Furthermore, the author mistakenly attributes Al Quaeda's 'internationalization' to the Bosnian conflict - rather than attibuting the Al Qaeada presence in Bosnia to Al Quaeda's organizational aim of extending it's reach globally during the early 1990's - in addition to Bosnia, Al Quaeda was active in Somalia, and was working on setting up operatives in America itself while operating itself out of the Sudan, rather than Afghanistan.
Getting back to the 4,000 Mujahadeen in Bosnia, they mostly came from organizations allied with Iran - and it is conveniently forgotten that Iran and Al Quaeda have never had congruent views of Muslim Fundamentalism - each sees itself at the head of the purported Muslim Caliphate to be emplaced after the revolution is complete, and the two fought each other by proxy in Afghanistan to the detriment of the Afghanis caught between them.
Al Quaeda used Bosnia more like it uses Palestine - they could give a rat's ass about the people there, but will happily set up charity organizations in order to gather funds for non-charitable purposes and send small groups of personnel to make recruiting materials to gather men for the main effort elsewhere.
The main point with the Bosnian conflict, however, is that Amercia was fighting terrorism - and the terrorism in that instance was directed from Belgrade.

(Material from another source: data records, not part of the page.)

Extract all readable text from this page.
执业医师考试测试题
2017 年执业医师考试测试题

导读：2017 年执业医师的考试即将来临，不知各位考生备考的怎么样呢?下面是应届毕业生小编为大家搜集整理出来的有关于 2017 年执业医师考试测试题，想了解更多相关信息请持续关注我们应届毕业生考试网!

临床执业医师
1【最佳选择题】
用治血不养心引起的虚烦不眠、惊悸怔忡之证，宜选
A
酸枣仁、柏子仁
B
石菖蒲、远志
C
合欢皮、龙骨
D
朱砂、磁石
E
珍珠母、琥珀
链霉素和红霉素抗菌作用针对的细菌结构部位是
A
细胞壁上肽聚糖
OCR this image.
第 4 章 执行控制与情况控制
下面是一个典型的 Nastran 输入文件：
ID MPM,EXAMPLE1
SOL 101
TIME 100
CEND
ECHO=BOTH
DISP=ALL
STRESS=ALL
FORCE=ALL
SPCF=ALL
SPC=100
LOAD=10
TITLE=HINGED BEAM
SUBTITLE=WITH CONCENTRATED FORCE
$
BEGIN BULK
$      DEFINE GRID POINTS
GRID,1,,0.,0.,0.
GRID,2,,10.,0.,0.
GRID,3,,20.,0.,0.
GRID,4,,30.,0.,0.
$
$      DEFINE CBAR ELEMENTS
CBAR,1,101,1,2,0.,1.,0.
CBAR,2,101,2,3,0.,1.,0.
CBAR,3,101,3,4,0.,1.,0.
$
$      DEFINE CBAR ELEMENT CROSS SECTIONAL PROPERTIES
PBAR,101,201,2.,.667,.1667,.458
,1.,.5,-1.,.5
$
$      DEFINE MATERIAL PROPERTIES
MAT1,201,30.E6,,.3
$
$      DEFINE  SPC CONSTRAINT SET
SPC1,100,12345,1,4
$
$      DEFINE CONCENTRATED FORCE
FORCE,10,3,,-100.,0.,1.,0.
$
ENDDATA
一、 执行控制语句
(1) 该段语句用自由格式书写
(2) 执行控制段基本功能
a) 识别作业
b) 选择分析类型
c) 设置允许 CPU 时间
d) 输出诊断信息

Now I realize that this goes against the conventional wisdom on these threads, but the subscribers to the conventional wisdom on these threads tend to support an agenda more in line with foreign interests (Serbia first) than on in line with our interests: law and order and accountable governance rather than paramilitary states who make up their own rules as they go along.
Rant away, Konjin. You say my time has past, but I will outlive the Republika Srpska and everything Milosevic inflicted upon this world. History is rendering a different verdict than you are.